Vladimir Anokhin, the Vice President of the Geopolitical Issues Academy, told us about the most important aspects of the revised doctrine, and about whether the Northern sea passages will be militarized.
Q: What do you think is the most important part of the new doctrine?
A. I believe it’s the systemic approach to eliminating threats to our country emanating from several directions. That’s one aspect. And the other is the elevated importance of the Arctic.
Q: The new Maritime Doctrine was adopted “to reflect the current international situation.” What is its future orientation?
A: Russia’s maritime situation has not changed since the time of Peter the Great and it will not change. We have always faced threats and we will always repel them, there’s nothing new in that. Our current policies are the continuation of centuries of Russian policies. That’s the first factor.
Secondly, this is not an aggressive doctrine. It communicates the intent to strengthen our positions. I am glad to see that.
Q: The Arctic and the Atlantic are new in this version of the doctrine. Why were they included now and not earlier?
A: Nobody said anything about the Arctic during the Soviet era because everyone assumed it’s Soviet territory. Yeltsin had other things to worry about–it was a matter of keeping our pants from falling to our ankles. But now Russia is coming to after its liberal-democratic transformations.
Q: Why is there a chapter dedicated to the Atlantic? Why is it getting more attention from Rogozin?
A: Given the scale of contemporary war, the Atlantic is a potential battlefield where a clash may decide the outcome of any naval confrontation. Neither the Black Sea nor the Mediterranean are a theater of operations for our current navy. With the Bosphorus and the Dardanelles blocking the entire fleet, one can assume the Atlantic is that neutral zone which separates the warring sides. Therefore it’s fundamentally important to master the Atlantic, to grow our forces there, to establish conditions for military successes.

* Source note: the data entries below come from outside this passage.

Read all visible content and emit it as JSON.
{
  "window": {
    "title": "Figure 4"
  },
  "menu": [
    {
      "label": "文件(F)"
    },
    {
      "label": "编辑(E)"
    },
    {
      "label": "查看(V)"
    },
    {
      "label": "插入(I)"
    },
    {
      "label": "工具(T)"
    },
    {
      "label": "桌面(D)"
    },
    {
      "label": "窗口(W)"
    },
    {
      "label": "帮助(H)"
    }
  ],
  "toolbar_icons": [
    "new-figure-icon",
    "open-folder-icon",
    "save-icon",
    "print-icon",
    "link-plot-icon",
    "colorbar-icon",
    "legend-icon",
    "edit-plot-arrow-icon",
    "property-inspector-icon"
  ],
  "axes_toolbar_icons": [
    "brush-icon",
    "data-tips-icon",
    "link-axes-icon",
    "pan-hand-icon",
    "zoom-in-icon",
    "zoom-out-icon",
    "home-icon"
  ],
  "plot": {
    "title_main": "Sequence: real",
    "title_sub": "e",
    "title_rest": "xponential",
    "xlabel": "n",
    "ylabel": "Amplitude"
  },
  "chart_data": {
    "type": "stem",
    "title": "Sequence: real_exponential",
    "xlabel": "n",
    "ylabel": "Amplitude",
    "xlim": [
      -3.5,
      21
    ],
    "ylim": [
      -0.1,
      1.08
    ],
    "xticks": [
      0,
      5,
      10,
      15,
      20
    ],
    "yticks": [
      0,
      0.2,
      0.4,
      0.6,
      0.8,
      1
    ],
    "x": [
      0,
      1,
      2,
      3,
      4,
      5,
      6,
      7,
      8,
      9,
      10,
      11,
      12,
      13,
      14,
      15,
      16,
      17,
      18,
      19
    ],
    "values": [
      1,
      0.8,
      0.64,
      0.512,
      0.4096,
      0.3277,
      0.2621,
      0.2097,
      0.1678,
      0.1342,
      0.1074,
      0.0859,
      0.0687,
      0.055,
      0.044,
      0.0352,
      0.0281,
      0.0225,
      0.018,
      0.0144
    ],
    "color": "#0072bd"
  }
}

We have already mastered the Pacific and have both allies and bases there. The Atlantic, of course, is not new to us either, but we have less presence there. Therefore we need to give our sailors the opportunity to make themselves feel at home in the Atlantic as they do in the Black Sea.
Q: To what extent will the Northern naval passages (including the Northern Parallel Route illustrated below) become, judging by the doctrine, military institutions, not only economic?
A: That depends to the level of threat these territories face. If the threat increases, so will the preparations to meet it. Everything depends on the scale of the problem.
Q: Does the doctrine have an Achilles heel?
A: The doctrine itself does not. The problem is that we have lost out technical and training base. That’s our Achilles heel. We don’t have the sufficient technical personnel. We have good heads, but not enough hands. We have only started to right things and it will take a great deal of time. But at the moment we don’t have a technical training system, we don’t have the level of education we had during the Soviet time. We’ll have to restore much of what was destroyed, and it will take time.
Q: Maritime medicine, improving the sailors’ health, those are new items. Why not earlier?
A. Earlier it was assumed to exist by default. It was part of the entire system of technical, material and social support. Everything that was simply assumed to exist during the Soviet era. But there was a discontinuity. The commercialization of the entire society separated those technical, material, and social support activities which should not have been separated. But then people realized that we can’t go on like that. So they became priorities. Which means that we have really fallen behind on that score. Or lost control.
Q: How often should our military doctrine change?
A: New doctrines appear in response to new threats, to serious, global changes. Time will tell how they evolve. It’s a very dynamic process. The most important thing right now is for our politicians not to sleep through the emergence of new threats.